Autonomously Navigating Robot for Space Mission
ISRO leveraged artificial intelligence enabled Path Navigation algorithms to build and send unmanned robots to help fetch critical space information. It was developed by the ISRO Inertial Systems Unit (IISU) which is responsible for the design and development of inertial systems for launch vehicles and spacecraft programs of ISRO.
Use Cases of AI in Space Exploration around the world
Development of Advanced Learning Algorithms by NASA
NASA has been collaborating with tech giants like Google, Intel, and IBM to develop advanced learning algorithms for their projects. They are primarily using AI and ML to facilitate auto-corrections, track complex structures inside solar winds, and facilitate the replacement of multiple filters fitted on payloads for observations which considerably reduces their mission’s cost.
Curiosity Rover Developed by NASA
In 2016, NASA sent an autonomous system to Mars named Curiosity rover, to explore the Gail crater. It used an AI arrangement called AEGIS (Autonomous Exploration for Gathering Increased Science) system. By helping to zap dozens of laser targets on the Red Planet, it inherently changed how Mars is studied. AEGIS was also used as part of the Mars 2020 mission for autonomous target selection, identifying geological targets in images from the rover’s navigation camera and choosing targets for itself without the permission of Earth. This led to a time reduction during the mission as both parties, the robot and Earth, did not have to wait for mutual action.

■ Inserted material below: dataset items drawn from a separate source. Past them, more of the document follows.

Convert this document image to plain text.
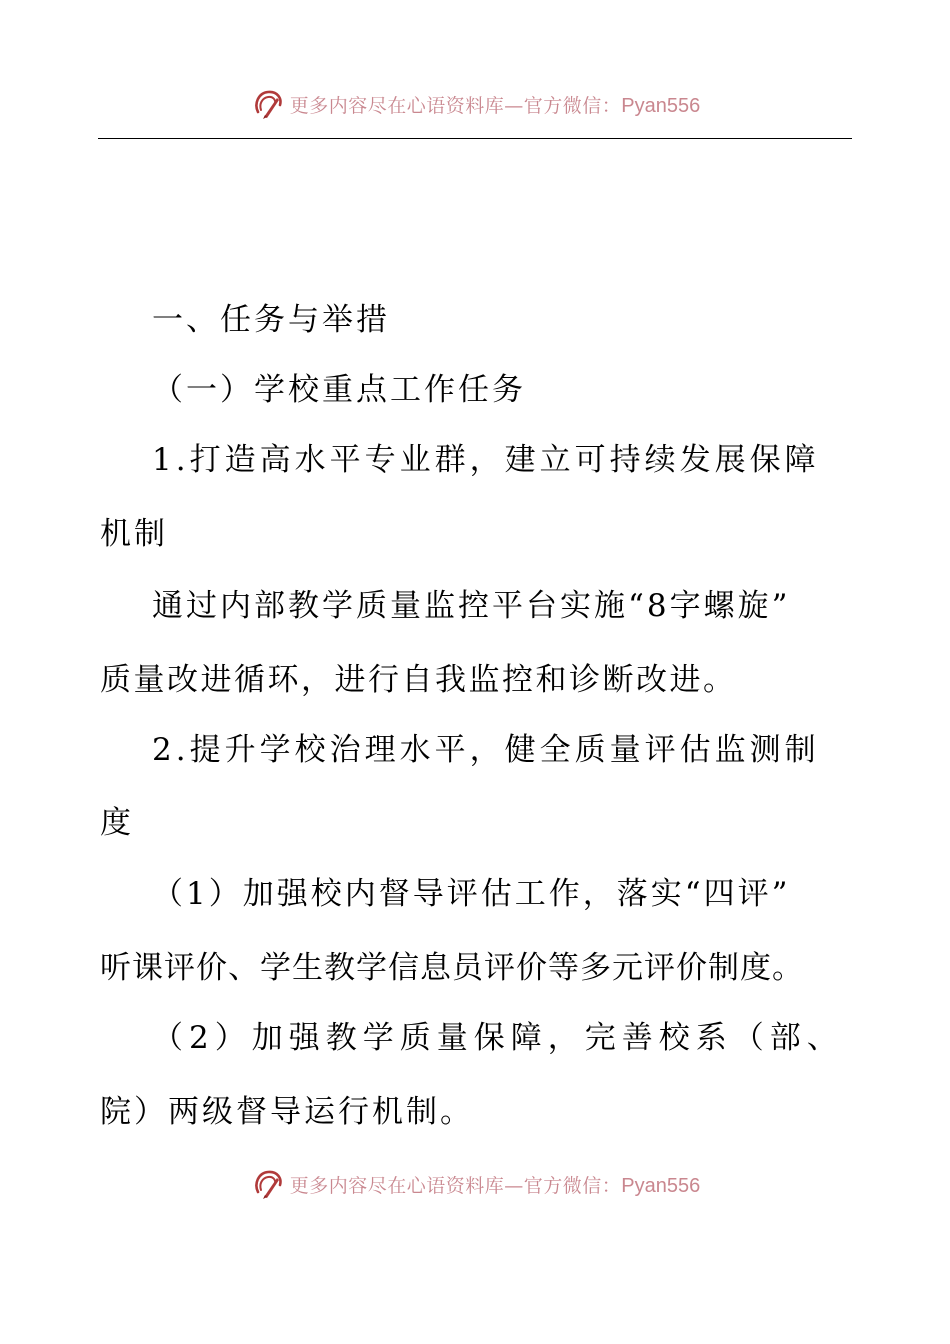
更多内容尽在心语资料库—官方微信：Pyan556
一、任务与举措
（一）学校重点工作任务
1.打造高水平专业群，建立可持续发展保障
机制
通过内部教学质量监控平台实施“8字螺旋”
质量改进循环，进行自我监控和诊断改进。
2.提升学校治理水平，健全质量评估监测制
度
（1）加强校内督导评估工作，落实“四评”
听课评价、学生教学信息员评价等多元评价制度。
（2）加强教学质量保障，完善校系（部、
院）两级督导运行机制。
更多内容尽在心语资料库—官方微信：Pyan556
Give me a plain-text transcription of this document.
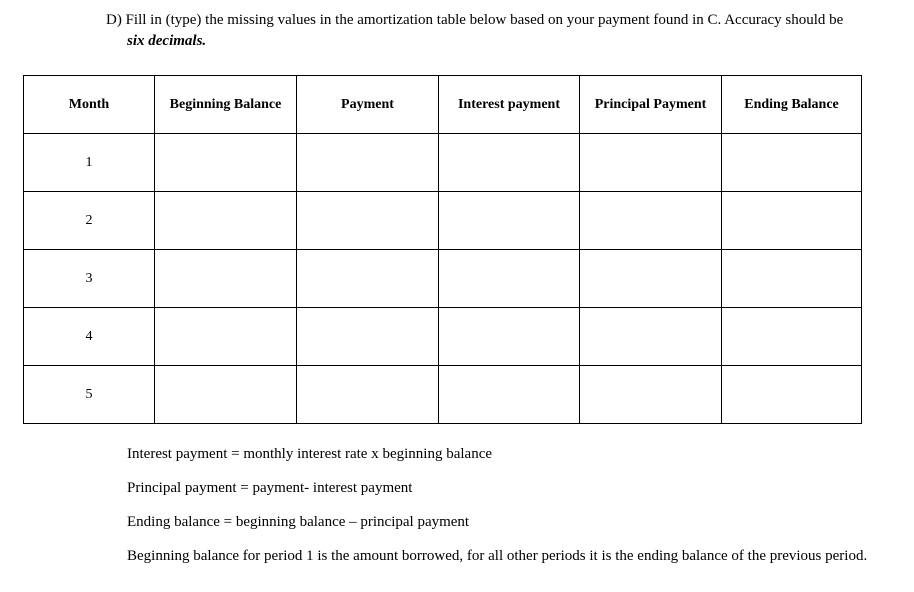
D) Fill in (type) the missing values in the amortization table below based on your payment found in C. Accuracy should be
six decimals.
Month	Beginning Balance	Payment	Interest payment	Principal Payment	Ending Balance
1					
2					
3					
4					
5					

Interest payment = monthly interest rate x beginning balance

Principal payment = payment- interest payment

Ending balance = beginning balance – principal payment

Beginning balance for period 1 is the amount borrowed, for all other periods it is the ending balance of the previous period.
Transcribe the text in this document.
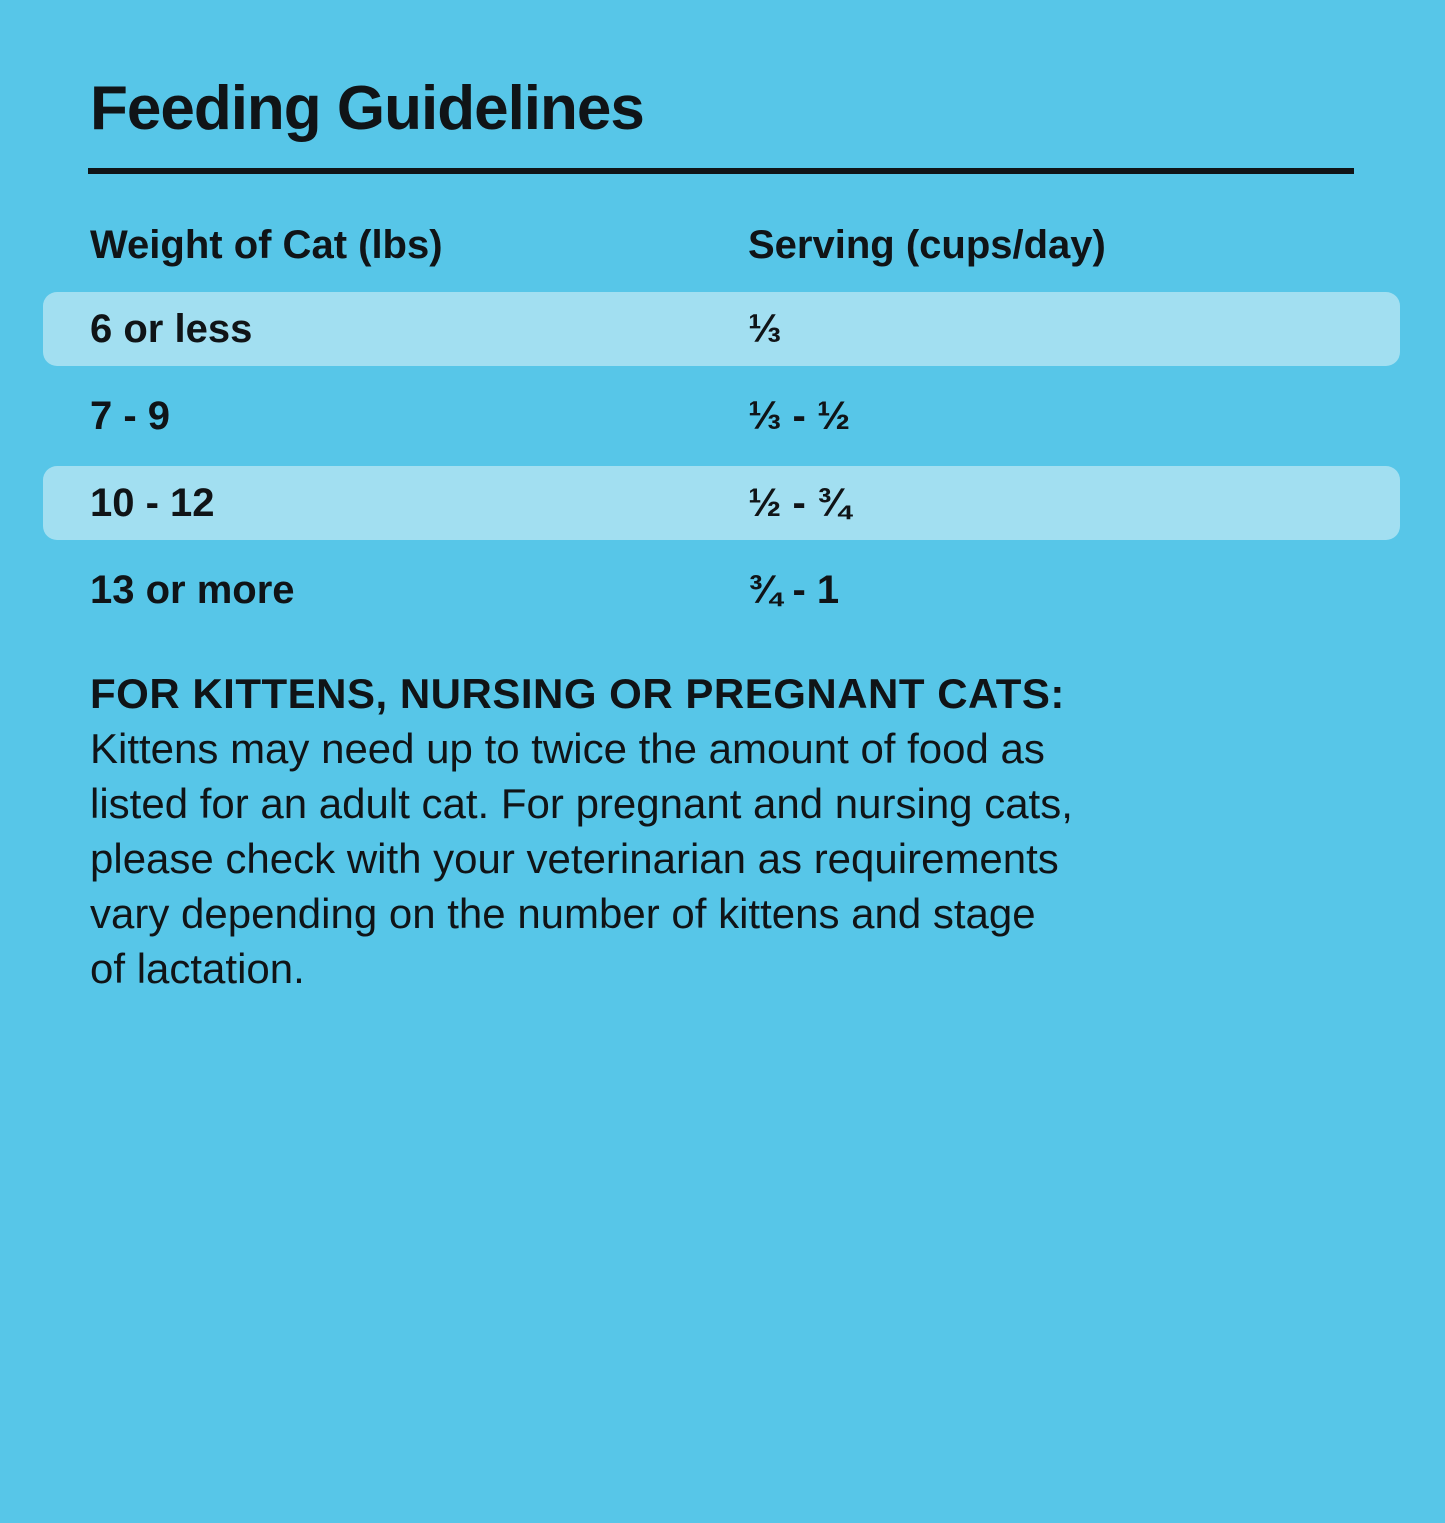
Feeding Guidelines
Weight of Cat (lbs)	Serving (cups/day)
6 or less	⅓
7 - 9	⅓ - ½
10 - 12	½ - ¾
13 or more	¾ - 1
FOR KITTENS, NURSING OR PREGNANT CATS:
Kittens may need up to twice the amount of food as
listed for an adult cat. For pregnant and nursing cats,
please check with your veterinarian as requirements
vary depending on the number of kittens and stage
of lactation.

Development of Twin Earth by ESA
The European Space Agency (ESA) is developing an AI-powered digital twin of Earth to better monitor, predict, and respond to human and natural events, including challenges such as earthquakes and biodiversity loss. This technology promises to enhance socioeconomic conditions, such as monitoring the dynamics of urban sprawl, helping farmers to optimize productivity. Additionally, it also aims to address environmental issues, such as deforestation and desertification. Security and peace related applications include targeted humanitarian assistance, counter human trafficking capabilities, and war crime detection.
Encapsulating, AI and ML are rigorously being tested and utilized for the purpose of space exploration. This is attributed to the fact that AI techniques increase the levels of autonomy and automation and allow for a wider variety of space missions while being critical to their success. AI-assisted space exploration systems offer enhanced communication with ground operators to provide frequent human monitoring which potentially avoid hazardous situations. This also explains the multifold applications for AI during Space exploration including designing and planning of mission, data collection and analysis, autonomous navigation and mitigation of risks associated with human health during space flight to list a few. Thus, it is safe to say that AI has a vast future to explore in outer space.